/How the Nemesis system got an indie makeover in Star Renegades

How the Nemesis system got an indie makeover in Star Renegades

Star Renegades is a new turn-based role-playing game from Massive Damage, a mid-sized all-remote studio that made some waves on Steam with Halcyon 6: Starbase Commander. It’s got a neat synthwave vibe, intensely detailed pixel art, and to our surprise, a riff on the Nemesis system first seen in Monolith’s Middle-earth series.

In case you missed those adventures of hack-and-slashing the Uruk-Hai, here’s a quick primer on the Nemesis system: Instead of a linear class of elite boss fights, the folks at Monolith filled their open worlds with procedurally generated orc hierarchies.

Their existence was defined by randomly pulled characteristics that would be updated as the player either killed them, controlled them, or lost battles to them. It’s a system that rewards exploration, research, and manipulation as opposed to brute force.

In Star Renegades, the system is tuned for a different purpose: refreshing the JRPG experience to take what was traditionally a 40-hour adventure and make it palatable for a modern audience. Here’s a quick breakdown on the decision making behind this system from a chat with creative director Peter McLaren and studio head Ken Saito on the GDC Twitch channel.

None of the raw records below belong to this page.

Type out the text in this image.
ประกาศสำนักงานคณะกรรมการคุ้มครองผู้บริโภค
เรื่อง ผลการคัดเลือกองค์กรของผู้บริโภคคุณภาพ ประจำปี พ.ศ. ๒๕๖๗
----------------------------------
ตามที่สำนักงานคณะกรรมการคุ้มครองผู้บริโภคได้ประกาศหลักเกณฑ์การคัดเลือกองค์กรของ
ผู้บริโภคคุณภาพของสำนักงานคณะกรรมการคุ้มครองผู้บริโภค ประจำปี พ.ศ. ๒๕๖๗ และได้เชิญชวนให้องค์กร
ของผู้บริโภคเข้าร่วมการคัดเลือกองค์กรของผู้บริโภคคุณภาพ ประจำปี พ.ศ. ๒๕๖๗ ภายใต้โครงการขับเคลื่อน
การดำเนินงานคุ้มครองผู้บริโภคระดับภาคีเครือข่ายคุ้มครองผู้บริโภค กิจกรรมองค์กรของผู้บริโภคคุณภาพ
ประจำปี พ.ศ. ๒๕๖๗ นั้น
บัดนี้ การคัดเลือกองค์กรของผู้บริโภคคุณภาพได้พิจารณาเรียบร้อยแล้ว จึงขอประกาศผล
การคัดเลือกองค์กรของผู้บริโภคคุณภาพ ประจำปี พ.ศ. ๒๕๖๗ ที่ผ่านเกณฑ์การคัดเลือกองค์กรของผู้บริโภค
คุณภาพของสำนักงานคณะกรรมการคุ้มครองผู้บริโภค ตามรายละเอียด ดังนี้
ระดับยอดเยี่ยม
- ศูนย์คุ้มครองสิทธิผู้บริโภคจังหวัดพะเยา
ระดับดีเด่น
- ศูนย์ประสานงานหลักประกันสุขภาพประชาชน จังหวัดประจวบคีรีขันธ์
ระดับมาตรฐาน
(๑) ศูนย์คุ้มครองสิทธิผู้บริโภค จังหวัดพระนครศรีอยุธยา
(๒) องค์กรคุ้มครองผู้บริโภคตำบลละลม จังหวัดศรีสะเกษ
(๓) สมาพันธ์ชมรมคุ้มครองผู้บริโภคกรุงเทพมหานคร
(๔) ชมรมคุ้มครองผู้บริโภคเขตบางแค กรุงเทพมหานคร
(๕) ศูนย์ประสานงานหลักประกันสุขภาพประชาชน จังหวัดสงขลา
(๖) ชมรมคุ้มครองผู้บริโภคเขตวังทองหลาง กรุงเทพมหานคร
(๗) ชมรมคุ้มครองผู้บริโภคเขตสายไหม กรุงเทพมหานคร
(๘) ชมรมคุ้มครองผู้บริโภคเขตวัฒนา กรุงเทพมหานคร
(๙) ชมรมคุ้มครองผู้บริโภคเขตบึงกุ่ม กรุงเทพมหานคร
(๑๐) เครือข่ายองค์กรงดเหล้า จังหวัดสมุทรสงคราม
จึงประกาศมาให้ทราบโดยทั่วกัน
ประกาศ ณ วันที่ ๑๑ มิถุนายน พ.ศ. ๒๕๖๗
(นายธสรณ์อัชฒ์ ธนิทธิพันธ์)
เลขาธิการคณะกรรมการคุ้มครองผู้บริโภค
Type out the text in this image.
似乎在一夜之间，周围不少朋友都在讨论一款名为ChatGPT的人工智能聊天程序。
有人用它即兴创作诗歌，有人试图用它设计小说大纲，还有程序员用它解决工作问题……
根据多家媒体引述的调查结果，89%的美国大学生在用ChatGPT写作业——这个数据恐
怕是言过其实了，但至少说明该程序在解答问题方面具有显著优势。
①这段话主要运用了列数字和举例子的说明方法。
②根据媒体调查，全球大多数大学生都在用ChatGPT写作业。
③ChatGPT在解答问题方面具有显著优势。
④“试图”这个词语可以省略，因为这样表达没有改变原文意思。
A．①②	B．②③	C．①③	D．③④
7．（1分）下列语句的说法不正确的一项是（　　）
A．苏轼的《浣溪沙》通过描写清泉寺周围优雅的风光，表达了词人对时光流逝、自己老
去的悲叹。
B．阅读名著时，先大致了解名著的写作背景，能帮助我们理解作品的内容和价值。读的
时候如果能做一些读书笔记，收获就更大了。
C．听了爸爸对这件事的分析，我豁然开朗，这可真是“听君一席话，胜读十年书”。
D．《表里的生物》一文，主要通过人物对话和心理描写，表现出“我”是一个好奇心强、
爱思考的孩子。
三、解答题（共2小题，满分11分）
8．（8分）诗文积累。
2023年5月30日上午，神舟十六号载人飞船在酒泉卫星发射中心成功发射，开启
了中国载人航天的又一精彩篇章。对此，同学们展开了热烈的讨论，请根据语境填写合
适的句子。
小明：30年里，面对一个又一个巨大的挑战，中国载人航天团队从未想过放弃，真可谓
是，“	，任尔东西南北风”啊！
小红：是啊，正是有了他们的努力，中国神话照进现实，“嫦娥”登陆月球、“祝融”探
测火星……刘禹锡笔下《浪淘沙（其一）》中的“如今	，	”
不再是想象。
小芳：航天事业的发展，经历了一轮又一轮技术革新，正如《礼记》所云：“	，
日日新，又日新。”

Star Renegades’ procedural bosses come on the back of a game that is trying to take the fun of classic turn-based combat and make it engaging for shorter play sessions. McLaren explained that one design goal was to drill into why classic RPGs like Final Fantasy or Golden Sun were fun, but to meet the schedules of players who have aged, and have less free time than when they were kids.

This decision is in contrast to how Final Fantasy itself has evolved, a decision McLaren says was deliberate. “Being indie, you have to do things that triple-A is not doing, you need to actively stay away from that fire because if the trend is going that way, and you release something triple-A companies are doing just as well, you’re not going to be able to compete with it.”

So with that in mind, why does a mechanic from Monolith’s triple-A megafranchise work in this indie RPG? Well it’s worth pointing out that six years after the debut of the Nemesis system, few other games have attempted to mimic it. McLaren explained he only understood Middle-earth’s Nemesis system once he began developing one of his own.

“It’s undergirded by the core aspects of [Middle-earth: Shadow of Mordor],” he explained. “Free exploration is a big part of what makes that system work….along with the fact that all the orcs fundamentally come from the same primordial goo, which is just a character with two arms, two legs, and a weapon, who’s trying to kill you.”

“The fact that they’re coming from a common space makes that system possible, so there’s a lot of ingredients that you need to make your own version that works.”

Since Star Renegades doesn’t have expansive open-world combat, its enemies on the alien hierarchy use a mix of strengths and weaknesses that intersect with how players can build the characters in their party. One might be resistant to a certain attack type, another might have a personality trait that reacts to certain status effects.

And since the game has a roguelike structure where players can select and evolve different abilities every run, Massive Damage was able to tune enemies to either challenge or reward players who built their parties along different paths.

It opens the door for players to create their own relationships with particular bosses–if one escapes them and adapts to their abilities later on in the run, it can feel like the game is responding to how the player has specifically built their party, and challenge them to double down or shift gears.

That “partybuilding” component, in Saito’s words, put Star Renegades in a bit of an odd position with playtesters. The game isn’t a full roguelike, nor is it a deep RPG, but using the latter’s combat system for the former’s short, repeatable play segments, giving it a unique identity that fosters some special systems.

“We’re kind of in this in-between space,” he said. “We’ve heard some people would rather see a more tighter, roguelike experience, and some people that would like to see a more expanded JRPG experience. Being in the middle was a little tricky for us.”

It’s an interesting direction for developers interested in picking up the banner of the JRPG franchise, but it’s worth knowing that for Massive Damage, the inspirations from other games far removed from the genre have been a natural fit.